Aftershocks of Iran, Afghanistan, Camp David

The presidency -- a moving, acting one -- is again in the spotlight. Can it once more overcome the drift of support away from the President? That is the political question now, observers here are saying, and one that likely will carry through until the fall election.

Early reaction shows a rallying behind President Carter in his imposing of sanctions on iran. His rivals speak either in support or only softly in criticism.

Once again, it seems, Mr. Carter has been able, at least to a significant degree, to get the public's attention off the flagging economy and soaring inflation by playing the role of an activist president.

Could this be a pattern right up to an d through the election? It is being asked here.

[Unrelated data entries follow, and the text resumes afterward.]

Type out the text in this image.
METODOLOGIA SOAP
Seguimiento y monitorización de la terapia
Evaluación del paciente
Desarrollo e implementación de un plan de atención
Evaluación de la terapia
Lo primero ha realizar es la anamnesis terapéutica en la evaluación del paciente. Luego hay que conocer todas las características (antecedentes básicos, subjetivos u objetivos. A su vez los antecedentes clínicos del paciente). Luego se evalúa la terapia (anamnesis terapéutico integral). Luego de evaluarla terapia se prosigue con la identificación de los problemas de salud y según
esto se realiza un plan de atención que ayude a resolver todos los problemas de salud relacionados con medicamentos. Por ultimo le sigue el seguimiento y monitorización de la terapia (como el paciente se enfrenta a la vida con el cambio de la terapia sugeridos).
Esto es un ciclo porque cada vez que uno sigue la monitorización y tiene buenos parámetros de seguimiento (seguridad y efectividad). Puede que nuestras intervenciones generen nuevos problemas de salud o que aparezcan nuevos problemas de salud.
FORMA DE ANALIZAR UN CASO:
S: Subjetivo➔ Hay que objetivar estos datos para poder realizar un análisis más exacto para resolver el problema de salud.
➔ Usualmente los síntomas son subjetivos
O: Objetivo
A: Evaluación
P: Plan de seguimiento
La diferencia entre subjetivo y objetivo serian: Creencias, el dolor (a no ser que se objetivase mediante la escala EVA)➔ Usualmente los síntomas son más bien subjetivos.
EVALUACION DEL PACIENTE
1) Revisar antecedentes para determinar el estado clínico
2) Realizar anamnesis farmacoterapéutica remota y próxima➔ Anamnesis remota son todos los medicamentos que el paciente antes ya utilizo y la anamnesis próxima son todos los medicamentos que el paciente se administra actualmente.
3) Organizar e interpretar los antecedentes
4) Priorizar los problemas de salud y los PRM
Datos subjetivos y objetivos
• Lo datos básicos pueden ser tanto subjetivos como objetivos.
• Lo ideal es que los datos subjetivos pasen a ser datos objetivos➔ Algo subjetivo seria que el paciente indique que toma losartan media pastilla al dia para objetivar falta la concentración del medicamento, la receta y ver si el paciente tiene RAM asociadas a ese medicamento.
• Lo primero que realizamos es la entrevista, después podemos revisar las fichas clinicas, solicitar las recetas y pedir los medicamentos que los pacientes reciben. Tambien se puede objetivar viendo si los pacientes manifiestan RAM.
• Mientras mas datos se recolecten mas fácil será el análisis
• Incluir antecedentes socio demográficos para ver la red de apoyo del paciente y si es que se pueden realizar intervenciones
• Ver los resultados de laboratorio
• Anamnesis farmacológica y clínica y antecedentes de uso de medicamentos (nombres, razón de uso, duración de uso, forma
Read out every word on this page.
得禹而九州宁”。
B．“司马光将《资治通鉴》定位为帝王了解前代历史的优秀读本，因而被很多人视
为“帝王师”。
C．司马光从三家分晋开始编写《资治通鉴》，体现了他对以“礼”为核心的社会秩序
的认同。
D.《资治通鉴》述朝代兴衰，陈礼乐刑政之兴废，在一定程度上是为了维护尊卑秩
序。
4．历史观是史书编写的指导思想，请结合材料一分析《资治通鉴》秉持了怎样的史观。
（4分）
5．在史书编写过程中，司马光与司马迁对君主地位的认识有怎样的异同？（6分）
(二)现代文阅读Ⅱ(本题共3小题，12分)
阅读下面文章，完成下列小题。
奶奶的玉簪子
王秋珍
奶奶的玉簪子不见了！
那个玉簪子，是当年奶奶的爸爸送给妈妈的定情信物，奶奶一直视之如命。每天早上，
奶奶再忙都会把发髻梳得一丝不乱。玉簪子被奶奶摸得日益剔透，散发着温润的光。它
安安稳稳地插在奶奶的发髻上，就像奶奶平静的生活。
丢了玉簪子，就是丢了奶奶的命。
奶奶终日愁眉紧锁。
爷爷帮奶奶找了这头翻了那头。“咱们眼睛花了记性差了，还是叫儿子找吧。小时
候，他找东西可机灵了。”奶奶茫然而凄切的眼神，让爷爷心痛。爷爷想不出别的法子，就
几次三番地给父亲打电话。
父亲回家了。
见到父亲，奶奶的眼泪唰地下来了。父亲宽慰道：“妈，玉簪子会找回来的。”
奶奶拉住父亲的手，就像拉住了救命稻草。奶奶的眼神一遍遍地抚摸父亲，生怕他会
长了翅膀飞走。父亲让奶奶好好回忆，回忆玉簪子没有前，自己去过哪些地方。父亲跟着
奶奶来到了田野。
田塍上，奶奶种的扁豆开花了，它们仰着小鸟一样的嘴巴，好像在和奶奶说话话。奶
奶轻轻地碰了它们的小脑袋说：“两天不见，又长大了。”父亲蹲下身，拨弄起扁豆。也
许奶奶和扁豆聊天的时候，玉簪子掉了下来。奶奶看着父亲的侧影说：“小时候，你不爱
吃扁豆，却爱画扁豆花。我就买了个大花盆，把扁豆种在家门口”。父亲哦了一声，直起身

Could it be that presidential responses to the crisis in Iran -- first caution and now a harder line -- will rescue him from his political adversity, much as it did in the earlier political tests in Iowa, New Hampshire, and beyond?

Thus it is that transcendent issue of this political year is being perceived now as not the President against Sen. Edward M. Kennedy or the President against Republican Ronald Reagan, but the President against himself.

What comes next? ask observers, who now see this latests Carter action as possibly giving him the lift to beat Senator Kennedy in the Pennsylvania primary and, thus, lock up the nomination.

Could it be, they ask, that by invoking a naval blockade and taking other tougher action against Iran late this summer and into the fall, the President will continue to rescue himself from himself?

Some presidential critics are saying that Mr. Carter is practicing opportunism with what they call "crisis politics."

But national campaign director Robert Strauss -- while admitting that the President may indeed have "taken advantage of an opportunity" for political profit when that opportunity appeared -- denies emphatically that Mr. Carter is in any way involved in acts of political cynicism.

Mr. Strauss, in conversation with reporters over breakfast, cited the President's grain embargo against Russia just before the Iowa caucuses and hid budget-cutting proposal just before the New York and Connecticut primaries as clear examples of Mr. Carter's willingness to do the "right thing" regardless of political consequences.

Certainly a backdrop to the President's "getting tough" with Iran April 7 was the political realization that he must do something to help restore public confidence in him and his presidency.

A new survey by the Yankelovich, Skelly & White research organization found that 59 percent of the voters thought Carter had been "too soft" in dealing with Iran and the Soviets -- well up from 41 percent in January.

Beyond that, there was at least one new Pennsylvania poll which showed the President only slightly ahead of Edward Kennedy, as against earlier surveys which showed him well out in front of the Massachusetts senator.

And so the President moved, obviously giving up on a caution that was getting him nowhere with the freeing of the hostages. His veering to a hard line left these questions:

How long will the public be supportive of the President if toughness gets him nowhere in Iran?

And how long will it be before nothing the President does abroad -- including further tightening of the screws on Iran -- will be able to divert the public's attention from his problems on the home front?

How long, observers ask, can the President profit politically at home from his handling of the hostage problem, short of actually getting them freed?